Ja oddaje swój łańcuch do sklepu....całe 6 zł ostrzenie i święty spokój...

----------


## MarcinPiekarz

Ja ostrze łąńcuchy zwykłą szlifierką kątową. Nie przykładam szlifierki do łańcucha, tylko łańcuch do szlifierki. A robię tak : Ze szlifierki wykręcam rączkę pomocniczą. (u mnie jest to gwint ósemka) W miejsce rączki wkręcam śrubę ósemkę z nakręconą nakrętką. Gdy już śruba wejdzie dostatecznie daleko w otwór, dokręcam nakrętkę celem unieruchomienia (zakontrowania) Teraz trzeba ustawić nakrętkę względem łba śruby. Szlifierkę umocowywuję w imadle łapiąc szczękami i łeb śruby i nakrętkę. Szlifierka nie jest umocowana z góry tylko z boku imadła. Odpalamy szlifierkę która chodzi sobie w zamocowaniu. Teraz wystarczy przyłożyć każdy ząbek do tarczy i go szlifnąć z wyczuciem. Ja dodatkowo pomagam sobie tym, że trzymając łancuch obiema rękami, zewnętrzną stroną lewej dłoni dotykam do głowicy szlifierki lub plastikowej obudowy (chodzi o to żeby zminimalizowac ruchy ręką gdy ząb dotyka tarczy. Aha i oczywiście szlifierkę trzeba przekładać "do góry nogami" , gdy się ostrzy drugą stronę łancucha. wiecie chyba o co kaman.. chodzi o to zeby tarcza ostrzyła ząb na zewnżtrz, a nie na nie do wewnątrz. Jeszcze jedna sprawa. Używam takich zwykłych tarcz do szlifierki kątowej które służa do cięcia. Tarcze te lubieją się ""zapychać"" Ich końcówki robią się błyszczące-śliskie co zmniejsza efekt szlifowania-ostrzenia. Ostzrenie wymaga wtedy wiekszego doscisniecia, przez to ząb nabiera wyższej temperatury. Wtedy dobrze jest zedrzeć ten błysk z tarczy przykładając na chwilę do obracającej się tarczy, zwykła osełkę lub cos podobnego, albo po prostu zmienić tarczę.  Nie wiem czy udało mi się Wam to dobrze wytłumaczyć. Jak znajdę czas to córcia nakręci filmik telefonem jak ostrze swoje łancuchy, i jak szlifierkę umocowywuje w imadle.
Oczywiście ostrzenie taką metodą wymaga wprawy. Ja nauczyłem się robić to perfekcyjnie już przy czwartym szlifowaniu. Koleżka mówił że naostrzyłem mu lepiej, niż za 8zł dziad w /husqvarnie/  na maszynie do tego przeznaczonej,
mam kątówkę ferm chyba 900W (nie pamiętam, jest stara, a naklejka sie starła) Tarcza 125

----------


## przemo1

> Z moich doświadczeń – opłaca się ostrzyć piły w serwisie. Jakiś czas ostrzyłem sam, ale efekt nie był aż tak dobry. W serwisach naostrzą profesjonalnie i taka piła faktycznie dłużej żyje że tak powiem   … No i czas się oszczędza, to przede wszystkim. Jest taki fajny serwis www.rotor.pl, ja tam oddawałem swoje narzędzia (nie tylko piły, ale też noże – ogrodnictwo to moja wielka pasja) i zawsze byłem zadowolony. Bardzo tanio, szybko i efekt świetny.

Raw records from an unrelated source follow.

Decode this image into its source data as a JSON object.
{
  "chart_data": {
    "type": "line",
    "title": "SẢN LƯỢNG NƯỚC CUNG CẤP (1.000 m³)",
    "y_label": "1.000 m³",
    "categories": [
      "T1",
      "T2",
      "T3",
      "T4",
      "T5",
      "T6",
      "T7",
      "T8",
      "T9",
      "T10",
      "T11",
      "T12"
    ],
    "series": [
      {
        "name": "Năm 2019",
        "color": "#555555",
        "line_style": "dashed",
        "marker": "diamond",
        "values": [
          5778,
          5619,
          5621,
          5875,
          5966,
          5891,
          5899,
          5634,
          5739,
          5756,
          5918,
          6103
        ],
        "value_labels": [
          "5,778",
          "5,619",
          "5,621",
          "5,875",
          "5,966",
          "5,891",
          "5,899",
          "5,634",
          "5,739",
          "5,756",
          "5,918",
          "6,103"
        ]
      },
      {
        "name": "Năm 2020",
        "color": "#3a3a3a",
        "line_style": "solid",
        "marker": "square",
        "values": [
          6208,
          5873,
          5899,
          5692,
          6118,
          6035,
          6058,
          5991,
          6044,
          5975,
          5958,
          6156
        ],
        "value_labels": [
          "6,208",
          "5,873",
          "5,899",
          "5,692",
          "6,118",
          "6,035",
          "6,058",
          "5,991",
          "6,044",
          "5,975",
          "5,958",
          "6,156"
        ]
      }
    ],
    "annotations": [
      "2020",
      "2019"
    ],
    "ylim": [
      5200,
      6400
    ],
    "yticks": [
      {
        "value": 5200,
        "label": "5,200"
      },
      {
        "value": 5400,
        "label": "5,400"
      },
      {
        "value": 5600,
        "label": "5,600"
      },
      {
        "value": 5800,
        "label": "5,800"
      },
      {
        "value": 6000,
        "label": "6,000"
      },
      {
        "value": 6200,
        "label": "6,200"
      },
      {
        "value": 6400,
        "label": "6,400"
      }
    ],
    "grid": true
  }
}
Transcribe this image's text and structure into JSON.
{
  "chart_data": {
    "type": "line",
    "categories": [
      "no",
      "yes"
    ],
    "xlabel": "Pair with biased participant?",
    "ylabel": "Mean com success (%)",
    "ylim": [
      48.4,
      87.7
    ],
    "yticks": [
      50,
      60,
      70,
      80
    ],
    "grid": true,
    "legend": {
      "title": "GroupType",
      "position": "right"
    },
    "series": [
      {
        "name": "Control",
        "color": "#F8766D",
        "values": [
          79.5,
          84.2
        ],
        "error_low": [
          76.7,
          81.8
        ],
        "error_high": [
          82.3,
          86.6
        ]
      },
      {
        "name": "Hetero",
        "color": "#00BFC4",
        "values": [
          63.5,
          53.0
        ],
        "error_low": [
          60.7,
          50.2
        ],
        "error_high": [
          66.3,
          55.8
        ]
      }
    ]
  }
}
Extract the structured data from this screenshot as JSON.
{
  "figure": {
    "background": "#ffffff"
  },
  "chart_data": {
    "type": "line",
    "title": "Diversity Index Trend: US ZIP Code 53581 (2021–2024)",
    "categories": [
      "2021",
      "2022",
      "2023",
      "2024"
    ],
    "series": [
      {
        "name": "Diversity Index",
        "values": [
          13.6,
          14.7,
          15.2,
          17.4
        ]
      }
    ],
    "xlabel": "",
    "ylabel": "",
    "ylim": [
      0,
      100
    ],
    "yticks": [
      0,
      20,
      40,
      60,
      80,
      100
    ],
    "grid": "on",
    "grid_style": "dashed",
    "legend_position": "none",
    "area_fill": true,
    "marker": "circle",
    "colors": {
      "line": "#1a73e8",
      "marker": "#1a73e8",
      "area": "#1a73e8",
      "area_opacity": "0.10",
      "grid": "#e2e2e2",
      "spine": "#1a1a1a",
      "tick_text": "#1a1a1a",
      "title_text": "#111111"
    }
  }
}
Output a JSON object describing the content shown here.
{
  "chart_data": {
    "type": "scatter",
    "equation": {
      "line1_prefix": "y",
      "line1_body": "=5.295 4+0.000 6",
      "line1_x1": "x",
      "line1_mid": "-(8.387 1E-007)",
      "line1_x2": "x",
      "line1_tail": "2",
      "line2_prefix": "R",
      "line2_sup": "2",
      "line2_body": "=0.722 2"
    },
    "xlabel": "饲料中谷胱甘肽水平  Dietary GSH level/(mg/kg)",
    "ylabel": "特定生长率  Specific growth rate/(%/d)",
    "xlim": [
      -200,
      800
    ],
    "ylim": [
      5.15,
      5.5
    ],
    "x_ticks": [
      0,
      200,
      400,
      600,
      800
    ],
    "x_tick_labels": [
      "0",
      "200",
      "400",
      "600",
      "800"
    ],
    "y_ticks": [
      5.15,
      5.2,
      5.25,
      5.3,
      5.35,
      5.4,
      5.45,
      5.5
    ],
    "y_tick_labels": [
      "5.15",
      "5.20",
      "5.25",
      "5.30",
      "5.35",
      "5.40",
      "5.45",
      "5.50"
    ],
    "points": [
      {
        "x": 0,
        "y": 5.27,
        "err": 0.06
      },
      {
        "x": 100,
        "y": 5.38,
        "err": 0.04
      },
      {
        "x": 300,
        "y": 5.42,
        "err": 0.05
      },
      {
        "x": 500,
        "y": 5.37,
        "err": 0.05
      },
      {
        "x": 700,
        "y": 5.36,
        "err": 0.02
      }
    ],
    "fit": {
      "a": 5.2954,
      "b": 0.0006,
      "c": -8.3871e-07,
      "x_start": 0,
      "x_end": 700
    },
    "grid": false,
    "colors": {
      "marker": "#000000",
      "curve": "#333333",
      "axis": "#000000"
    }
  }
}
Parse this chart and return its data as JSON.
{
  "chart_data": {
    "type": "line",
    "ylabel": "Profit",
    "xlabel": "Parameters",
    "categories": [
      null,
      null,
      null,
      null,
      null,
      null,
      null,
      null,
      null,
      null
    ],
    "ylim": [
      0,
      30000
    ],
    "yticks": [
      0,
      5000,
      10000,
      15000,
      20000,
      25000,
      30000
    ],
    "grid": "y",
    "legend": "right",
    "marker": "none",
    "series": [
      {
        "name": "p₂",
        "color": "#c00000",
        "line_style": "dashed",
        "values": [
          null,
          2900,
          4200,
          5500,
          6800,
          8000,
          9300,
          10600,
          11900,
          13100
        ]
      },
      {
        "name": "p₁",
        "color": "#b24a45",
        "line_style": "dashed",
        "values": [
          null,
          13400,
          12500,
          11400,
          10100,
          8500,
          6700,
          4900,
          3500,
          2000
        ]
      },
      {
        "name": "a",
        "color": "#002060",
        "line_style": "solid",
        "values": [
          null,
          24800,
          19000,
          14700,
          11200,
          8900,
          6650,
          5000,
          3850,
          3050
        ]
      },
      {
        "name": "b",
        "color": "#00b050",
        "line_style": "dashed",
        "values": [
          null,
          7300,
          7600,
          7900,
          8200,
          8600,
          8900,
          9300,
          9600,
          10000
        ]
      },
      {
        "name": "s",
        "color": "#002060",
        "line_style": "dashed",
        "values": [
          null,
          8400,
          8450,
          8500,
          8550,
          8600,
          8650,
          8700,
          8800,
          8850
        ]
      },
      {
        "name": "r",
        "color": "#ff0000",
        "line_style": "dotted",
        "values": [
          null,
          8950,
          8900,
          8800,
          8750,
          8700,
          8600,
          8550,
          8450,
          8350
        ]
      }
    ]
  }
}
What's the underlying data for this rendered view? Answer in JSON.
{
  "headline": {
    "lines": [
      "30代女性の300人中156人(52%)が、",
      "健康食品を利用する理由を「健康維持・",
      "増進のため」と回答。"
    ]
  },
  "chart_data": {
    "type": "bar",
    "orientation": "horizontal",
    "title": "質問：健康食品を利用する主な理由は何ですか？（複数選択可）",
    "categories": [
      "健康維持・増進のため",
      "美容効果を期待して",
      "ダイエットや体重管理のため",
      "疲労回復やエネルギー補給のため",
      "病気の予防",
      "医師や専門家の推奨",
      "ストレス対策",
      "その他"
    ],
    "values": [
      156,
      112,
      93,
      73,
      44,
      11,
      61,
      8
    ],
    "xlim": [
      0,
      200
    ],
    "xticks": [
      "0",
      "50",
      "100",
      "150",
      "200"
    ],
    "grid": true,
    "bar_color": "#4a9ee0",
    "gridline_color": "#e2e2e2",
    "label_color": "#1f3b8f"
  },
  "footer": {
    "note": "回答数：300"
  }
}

Z pewnością opłaca się mu się jechać ostrzyć łańcuch z Piławy do Gdańska. Skończ z tą reklamą - 2 posty i 2 reklamy. No i zachęcam do dokładnego czytania - odpowiadasz reklamą na post z przed 2 lat.

----------


## מרכבה

Pilnik i przyrząd do sprawdzania ograniczników zgłębienia, chyba ściąganie łańcucha z pilarki, plus wiezienie gdzieś, to strata czasu i pieniędzy.
Technika jest prosta, jak trzymanie noża obiadowego, lewą ręką pomagamy sobie trzymając za ząb. 
Ważny jest dobór pilnika do "rozmiaru" łańcucha tnącego. Trzymanie oburącz pilnika nie polecam i wykonywania długaśnych ruchów pilnikiem.
To mają być szturchnięcia po 4-6 cm, dwie krawędzie muszą być ostre, górna i boczna, oraz kształt boku zęba jak nie pełny pół księżyc.
I stand do wyraźnego szpica, jeśli chodzi o pełne dłuto.

----------